Gene-editing in embryos

Why in News?

  • A new study published in the journal Nature Communications has warned of the potential consequences of gene editing technology, which is still not fully understood.

What are the Key findings?

  • Using Clustered Regularly Interspaced Short Palindromic Repeats (CRISPR) to delete harmful disease-causing mutations could create more problems
  • CRISPR could lead to extensive gene copying from one parent to another, potentially increasing the risk of diseases
  • The extent of the DNA damage induced by CRISPR and how cells respond to it is still not fully known
  • The technology used to test gene-edited embryos could reduce the accuracy of genetic testing, leading to the misdiagnosis of embryos.
  • The researchers concluded that such limitations must be addressed before gene editing technology can be used.
  • Previously, a Chinese scientist who announced the birth of gene-edited twins in 2018, had used CRISPR to make the embryos resistant to the human immunodeficiency virus (HIV).

About Gene-editing:

  • Genome editing (also called gene editing) is a group of technologies that allow genetic material to be added, removed, or altered at particular locations in the genome.
  • Three technology mostly used for gene-editing are CRISPR-associated protein 9 (Cas9), transcription activator-like effector nucleases (TALENs), and zinc-finger nucleases (ZFNs).
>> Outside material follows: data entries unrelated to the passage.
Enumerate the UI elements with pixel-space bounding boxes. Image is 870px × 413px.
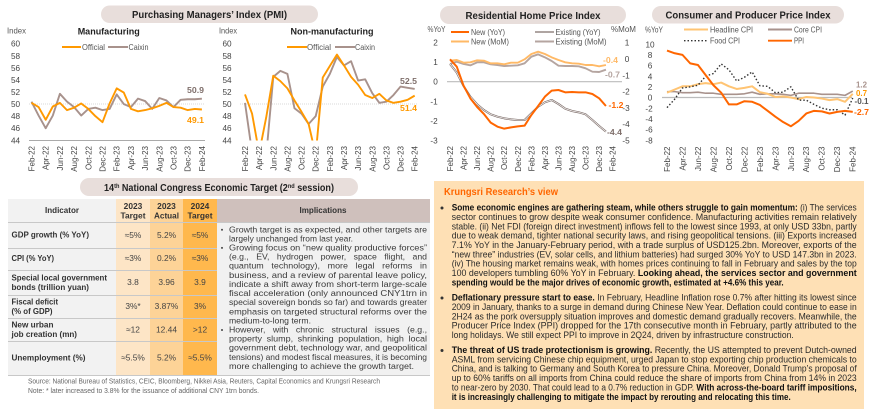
source note: Source: National Bureau of Statistics, CEIC, Bloomberg, Nikkei Asia, Reuters, Capital Economics and Krungsri Research — [28, 378, 380, 386]
chart: non-manufacturing PMI: 58 — [222, 52, 232, 61]
paragraph: US trade protectionism: to near-zero by 2030. That could lead to a 0.7% reduction in GDP. With across-the-board tariff impositions, — [452, 382, 857, 392]
chart: consumer and producer prices: Aug-22 — [709, 146, 718, 172]
chart: consumer and producer prices: Feb-23 — [756, 146, 765, 172]
chart: residential home prices: -3 — [622, 104, 630, 113]
chart: non-manufacturing PMI: Oct-23 — [382, 145, 391, 170]
table row: special local government bonds: 3.9 — [194, 277, 206, 287]
paragraph: deflationary pressure: long holidays. We still expect PPI to improve in 2Q24, driven by infrastructure construction. — [452, 330, 794, 340]
panel: Krungsri Research's view — [434, 181, 864, 409]
table row: special local government bonds: Special local government — [12, 272, 107, 282]
paragraph: economic engines: 7.1% YoY in the January-February period, with a trade surplus of USD125.2bn. Moreover, exports of the — [452, 240, 857, 250]
paragraph: deflationary pressure — [440, 292, 857, 340]
table row: special local government bonds — [12, 272, 206, 292]
chart: manufacturing PMI: Jun-23 — [141, 145, 150, 170]
chart: manufacturing PMI: Index — [7, 26, 26, 36]
chart: manufacturing PMI: 49.1 — [187, 115, 204, 125]
table cell: implications list: Growth target is as expected, and other targets are — [229, 224, 427, 234]
table row: unemployment: ≈5.5% — [188, 352, 212, 362]
chart: manufacturing PMI: Feb-22 — [28, 145, 36, 171]
chart: consumer and producer prices: Food CPI — [710, 37, 740, 46]
chart: consumer and producer prices — [645, 26, 869, 172]
chart: residential home prices: -1 — [430, 97, 438, 106]
chart: manufacturing PMI: 60 — [11, 40, 20, 49]
chart: non-manufacturing PMI: 54 — [222, 76, 232, 85]
source note: Note: * later increased to 3.8% for the issuance of additional CNY 1trn bonds. — [28, 388, 259, 395]
table row: GDP growth: 5.2% — [157, 230, 177, 240]
table header row: Indicator — [45, 205, 80, 215]
chart: residential home prices: Aug-22 — [487, 145, 496, 172]
table header row: Target — [188, 210, 213, 220]
chart: non-manufacturing PMI: Oct-22 — [298, 145, 307, 170]
chart: consumer and producer prices: Apr-22 — [678, 146, 688, 171]
table row: new urban job creation — [11, 320, 207, 339]
chart: non-manufacturing PMI: Jun-22 — [269, 145, 278, 170]
chart: residential home prices — [428, 25, 636, 172]
paragraph: US trade protectionism: The threat of US trade protectionism is growing. Recently, the US attempted to prevent Dutch-owned — [452, 345, 857, 355]
paragraph: US trade protectionism: it is increasingly challenging to mitigate the impact by rerouting and relocating this time. — [452, 392, 791, 402]
chart: residential home prices: -2 — [622, 88, 630, 96]
table row: unemployment — [12, 352, 212, 362]
chart: consumer and producer prices: -6 — [645, 126, 653, 135]
table row: GDP growth: GDP growth (% YoY) — [12, 230, 89, 240]
heading: National Congress economic target: 14 — [104, 182, 116, 194]
chart: residential home prices: %YoY — [428, 25, 446, 34]
table: economic targets — [8, 199, 430, 376]
chart: residential home prices: Jun-22 — [473, 145, 482, 170]
chart: manufacturing PMI: Apr-23 — [127, 145, 136, 170]
chart: consumer and producer prices: Dec-23 — [833, 146, 842, 172]
chart: consumer and producer prices: Dec-22 — [740, 146, 749, 172]
chart: residential home prices: New (YoY) — [471, 28, 505, 37]
table row: CPI: 0.2% — [157, 253, 177, 263]
table row: fiscal deficit: Fiscal deficit — [12, 296, 58, 306]
chart: consumer and producer prices: 0.7 — [856, 88, 867, 98]
chart: residential home prices: 0 — [625, 55, 630, 64]
chart: manufacturing PMI: 46 — [11, 124, 20, 133]
chart: consumer and producer prices: -8 — [645, 136, 653, 145]
table header row: 2023 — [124, 201, 143, 211]
chart: manufacturing PMI: 50 — [11, 100, 20, 109]
chart: residential home prices: -1 — [622, 71, 630, 80]
chart: manufacturing PMI: 58 — [11, 52, 20, 61]
paragraph: economic engines — [440, 202, 857, 288]
chart: residential home prices: Feb-23 — [527, 145, 536, 171]
chart: non-manufacturing PMI: 52 — [222, 88, 232, 97]
paragraph: US trade protectionism: China, and is talking to Germany and South Korea to pressure China. Moreover, Donald Trump’s proposal of — [452, 364, 857, 374]
chart: non-manufacturing PMI — [220, 28, 418, 172]
chart: consumer and producer prices: Headline CPI — [710, 26, 753, 34]
chart: residential home prices: -3 — [430, 136, 438, 145]
table row: special local government bonds: bonds (trillion yuan) — [12, 282, 89, 292]
table header row — [45, 201, 347, 220]
table row: unemployment: ≈5.5% — [121, 352, 145, 362]
table row: new urban job creation: ≈12 — [126, 324, 140, 334]
paragraph: US trade protectionism: ASML from servicing Chinese chip equipment, urged Japan to stop exporting chip production chemicals to — [452, 354, 857, 364]
chart: residential home prices: Dec-22 — [514, 145, 523, 172]
paragraph: economic engines: stable. (ii) Net FDI (foreign direct investment) inflows fell to the lowest since 1993, at only USD 33bn, partly — [452, 221, 857, 231]
table row: unemployment: 5.2% — [157, 352, 177, 362]
chart: non-manufacturing PMI: Dec-23 — [396, 145, 406, 172]
table header row: Implications — [300, 205, 347, 215]
chart: consumer and producer prices: -4 — [645, 115, 653, 124]
chart: non-manufacturing PMI: Dec-22 — [312, 145, 321, 172]
paragraph: economic engines: Some economic engines are gathering steam, while others struggle to gain momentum: (i) The services — [452, 202, 857, 212]
table row: CPI: CPI (% YoY) — [12, 253, 54, 263]
table cell: implications list: special sovereign bonds so far) and towards greater — [229, 297, 427, 307]
paragraph: US trade protectionism — [440, 345, 857, 402]
table cell: implications list: (e.g., EV, hydrogen power, space flight, and — [229, 252, 427, 262]
chart: non-manufacturing PMI: 46 — [222, 124, 232, 133]
paragraph: economic engines: sector continues to grow despite weak consumer confidence. Manufacturing activities remain relatively — [452, 212, 857, 222]
chart: residential home prices: Feb-24 — [609, 145, 618, 171]
chart: consumer and producer prices: Jun-22 — [694, 146, 703, 171]
paragraph: economic engines: 100 developers tumbling 60% YoY in February. Looking ahead, the services sector and government — [452, 268, 857, 278]
chart: manufacturing PMI: 50.9 — [187, 85, 204, 95]
chart: non-manufacturing PMI: 50 — [222, 100, 232, 109]
chart: manufacturing PMI: Feb-24 — [198, 145, 207, 171]
paragraph: economic engines: “new three” industries (EV, solar cells, and lithium batteries) had surged 30% YoY to USD 147.3bn in 2023. — [452, 249, 857, 259]
chart: consumer and producer prices: -2 — [645, 104, 653, 113]
chart: consumer and producer prices: Oct-22 — [725, 146, 734, 171]
chart: consumer and producer prices: -0.1 — [854, 96, 869, 106]
table cell: implications list: business, and a review of parental leave policy, — [229, 270, 427, 280]
chart: non-manufacturing PMI: Apr-22 — [255, 145, 264, 170]
chart: residential home prices: Oct-23 — [582, 145, 591, 170]
table row: new urban job creation: New urban — [12, 320, 54, 330]
chart: consumer and producer prices: -2.7 — [854, 107, 869, 117]
table cell: implications list: fiscal acceleration (only announced CNY1trn in — [229, 288, 427, 298]
heading: National Congress economic target: National Congress Economic Target (2 — [119, 182, 288, 194]
chart: residential home prices: 1 — [433, 58, 438, 67]
chart: manufacturing PMI: 56 — [11, 64, 20, 73]
chart: non-manufacturing PMI: Caixin — [355, 43, 375, 52]
table cell: implications list: tensions) and modest fiscal measures, it is becoming — [229, 352, 427, 362]
chart: manufacturing PMI: Dec-22 — [98, 145, 108, 172]
chart: manufacturing PMI: Aug-22 — [70, 145, 79, 172]
chart: consumer and producer prices: %YoY — [645, 26, 664, 34]
chart: consumer and producer prices: 0 — [648, 94, 653, 103]
table cell: implications list: quantum technology), more legal reforms in — [229, 261, 427, 271]
chart: residential home prices: Feb-22 — [446, 145, 455, 171]
chart: non-manufacturing PMI: 51.4 — [400, 103, 417, 113]
chart: residential home prices: Apr-22 — [460, 145, 469, 170]
chart: non-manufacturing PMI: Feb-24 — [411, 145, 420, 171]
chart: manufacturing PMI: Jun-22 — [56, 145, 65, 170]
chart: non-manufacturing PMI: Index — [219, 26, 237, 36]
chart: non-manufacturing PMI: Jun-23 — [354, 145, 363, 170]
table cell: implications list: largely unchanged from last year. — [229, 233, 353, 243]
paragraph: economic engines: spending would be the major drives of economic growth, estimated at +4.6% this year. — [452, 278, 784, 288]
chart: consumer and producer prices: Jun-23 — [787, 146, 796, 171]
heading: National Congress economic target: nd — [288, 183, 295, 190]
chart: residential home prices: Existing (YoY) — [556, 28, 601, 37]
chart: non-manufacturing PMI: Aug-22 — [283, 145, 292, 172]
table header row: 2023 — [157, 201, 176, 211]
paragraph: economic engines: (iv) The housing market remains weak, with homes prices continuing to fall in February and sales by the top — [452, 259, 857, 269]
table row: fiscal deficit: 3% — [194, 301, 207, 311]
paragraph: US trade protectionism: up to 60% tariffs on all imports from China could reduce the share of imports from China from 14% in 2023 — [452, 373, 857, 383]
chart: manufacturing PMI: Feb-23 — [113, 145, 122, 171]
chart: consumer and producer prices: 8 — [648, 51, 653, 60]
heading: Residential Home Price Index: Residential Home Price Index — [466, 10, 601, 22]
chart: residential home prices: Aug-23 — [568, 145, 577, 172]
chart: residential home prices: 1 — [625, 39, 630, 48]
table row: CPI: ≈3% — [192, 253, 209, 263]
chart: manufacturing PMI — [7, 26, 207, 172]
table row: new urban job creation: 12.44 — [156, 324, 177, 334]
paragraph: deflationary pressure: 2009 in January, thanks to a surge in demand during Chinese New Year. Deflation could continue to ease in — [452, 302, 857, 312]
chart: consumer and producer prices: 1.2 — [856, 80, 867, 90]
chart: non-manufacturing PMI: 44 — [222, 136, 232, 145]
chart: residential home prices: Existing (MoM) — [556, 38, 607, 46]
chart: residential home prices: 0 — [433, 78, 438, 87]
chart: non-manufacturing PMI: 52.5 — [400, 76, 417, 86]
chart: residential home prices: %MoM — [611, 25, 636, 34]
chart: manufacturing PMI: Oct-22 — [84, 145, 93, 170]
panel heading: Krungsri Research’s view — [444, 187, 558, 198]
chart: manufacturing PMI: Aug-23 — [155, 145, 164, 172]
table cell: implications list: However, with chronic structural issues (e.g., — [229, 324, 427, 334]
chart: manufacturing PMI: 52 — [11, 88, 20, 97]
heading: National Congress economic target — [80, 178, 358, 196]
chart: residential home prices: -4 — [622, 120, 630, 129]
chart: manufacturing PMI: Caixin — [128, 43, 148, 52]
chart: non-manufacturing PMI: Apr-23 — [340, 145, 349, 170]
chart: consumer and producer prices: Apr-23 — [771, 146, 780, 171]
table header row: 2024 — [191, 201, 210, 211]
table row: special local government bonds: 3.96 — [158, 277, 175, 287]
table cell: implications list: Growing focus on “new quality productive forces” — [229, 242, 427, 252]
heading: Consumer and Producer Price Index: Consumer and Producer Price Index — [666, 10, 831, 22]
paragraph: deflationary pressure: 2H24 as the pork oversupply situation improves and domestic demand gradually recovers. Meanwhile, the — [452, 311, 857, 321]
heading: National Congress economic target: session) — [295, 182, 334, 194]
chart: manufacturing PMI: 44 — [11, 136, 20, 145]
chart: non-manufacturing PMI: Official — [307, 43, 331, 52]
table cell: implications list: government debt, technology war, and geopolitical — [229, 343, 427, 353]
chart: consumer and producer prices: Oct-23 — [818, 146, 827, 171]
chart: non-manufacturing PMI: Feb-23 — [326, 145, 335, 171]
chart: consumer and producer prices: 6 — [648, 62, 653, 71]
paragraph: economic engines: due to weak demand, tighter national security laws, and rising geopolitical tensions. (iii) Exports increased — [452, 231, 857, 241]
table cell: implications list: more challenging to achieve the growth target. — [229, 361, 414, 371]
chart: manufacturing PMI: 54 — [11, 76, 20, 85]
chart: consumer and producer prices: 10 — [645, 40, 655, 49]
chart: non-manufacturing PMI: 48 — [222, 112, 232, 121]
chart: consumer and producer prices: Feb-22 — [663, 146, 672, 172]
chart: manufacturing PMI: Dec-23 — [184, 145, 193, 172]
heading: Purchasing Managers' Index: Purchasing Managers’ Index (PMI) — [132, 9, 287, 21]
table row: CPI: ≈3% — [125, 253, 142, 263]
chart: manufacturing PMI: Manufacturing — [78, 26, 140, 36]
chart: residential home prices: Apr-23 — [541, 145, 550, 170]
chart: consumer and producer prices: Feb-24 — [849, 146, 858, 172]
table row: CPI — [12, 253, 209, 263]
paragraph: deflationary pressure: Producer Price Index (PPI) dropped for the 17th consecutive month in February, partly attributed to the — [452, 321, 857, 331]
chart: manufacturing PMI: Official — [82, 43, 105, 52]
chart: consumer and producer prices: Core CPI — [794, 26, 822, 34]
table row: GDP growth: ≈5% — [125, 230, 142, 240]
chart: residential home prices: -2 — [430, 117, 438, 126]
chart: non-manufacturing PMI: 60 — [222, 40, 232, 49]
table row: fiscal deficit: 3.87% — [155, 301, 179, 311]
chart: consumer and producer prices: Aug-23 — [802, 146, 811, 172]
table row: new urban job creation: >12 — [193, 324, 207, 334]
table header row: Actual — [154, 210, 179, 220]
table row: GDP growth: ≈5% — [192, 230, 209, 240]
chart: manufacturing PMI: Oct-23 — [170, 145, 178, 170]
chart: residential home prices: 2 — [433, 39, 438, 48]
chart: residential home prices: -0.4 — [603, 55, 618, 65]
chart: residential home prices: -0.7 — [605, 70, 620, 80]
chart: consumer and producer prices: 2 — [648, 83, 653, 92]
chart: consumer and producer prices: PPI — [794, 37, 804, 46]
chart: residential home prices: Dec-23 — [595, 145, 604, 172]
table cell: implications list: medium-to-long term. — [229, 315, 311, 325]
heading: Purchasing Managers' Index — [101, 6, 318, 23]
table row: special local government bonds: 3.8 — [127, 277, 139, 287]
chart: residential home prices: -4.4 — [607, 127, 622, 137]
heading: Consumer and Producer Price Index — [652, 6, 844, 24]
chart: consumer and producer prices: 4 — [648, 72, 653, 81]
table row: fiscal deficit — [12, 296, 207, 316]
table cell: implications list: property slump, shrinking population, high local — [229, 334, 427, 344]
heading: Residential Home Price Index — [440, 6, 626, 24]
table row: unemployment: Unemployment (%) — [12, 352, 86, 362]
table row: GDP growth — [12, 230, 209, 240]
table row: new urban job creation: job creation (mn) — [11, 329, 77, 339]
chart: non-manufacturing PMI: Non-manufacturing — [290, 26, 374, 36]
chart: residential home prices: New (MoM) — [471, 38, 509, 46]
chart: non-manufacturing PMI: Aug-23 — [368, 145, 377, 172]
chart: manufacturing PMI: 48 — [11, 112, 20, 121]
chart: non-manufacturing PMI: 56 — [222, 64, 232, 73]
table header row: Target — [120, 210, 146, 220]
chart: non-manufacturing PMI: Feb-22 — [241, 145, 250, 171]
table row: fiscal deficit: 3%* — [125, 301, 141, 311]
chart: residential home prices: -1.2 — [608, 100, 624, 110]
paragraph: deflationary pressure: Deflationary pressure start to ease. In February, Headline Inflation rose 0.7% after hitting its lowest since — [452, 292, 857, 302]
table cell: implications list: emphasis on targeted structural reforms over the — [229, 306, 427, 316]
heading: National Congress economic target: th — [114, 183, 119, 190]
chart: residential home prices: Jun-23 — [554, 145, 564, 170]
source note — [28, 378, 380, 395]
table row: fiscal deficit: (% of GDP) — [12, 306, 53, 316]
table cell: implications list — [221, 224, 427, 371]
chart: manufacturing PMI: Apr-22 — [42, 145, 51, 170]
table cell: implications list: indicate a shift away from short-term large-scale — [229, 279, 427, 289]
chart: residential home prices: -5 — [622, 136, 630, 145]
chart: residential home prices: Oct-22 — [500, 145, 509, 170]
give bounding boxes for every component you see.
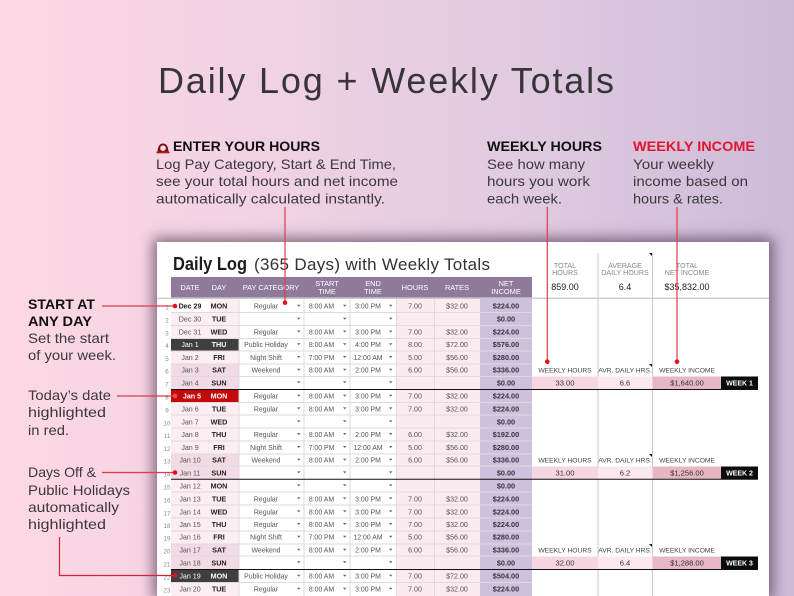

What is the Difference between Genome and Gene?

What is Genome?

  • A genome refers to all of the genetic material in an organism, and the human genome is mostly the same in all people, but a very small part of the DNA does vary between one individual and another.
  • Every organism’s genetic code is contained in its DNA, the building blocks of life.
  • The discovery that DNA is structured as a “double helix” by James Watson and Francis Crick in 1953, started the quest for understanding how genes dictate life, its traits, and what causes diseases.
  • Each genome contains all of the information needed to build and maintain that organism.
  • In humans, a copy of the entire genome contains more than 3 billion DNA base pairs.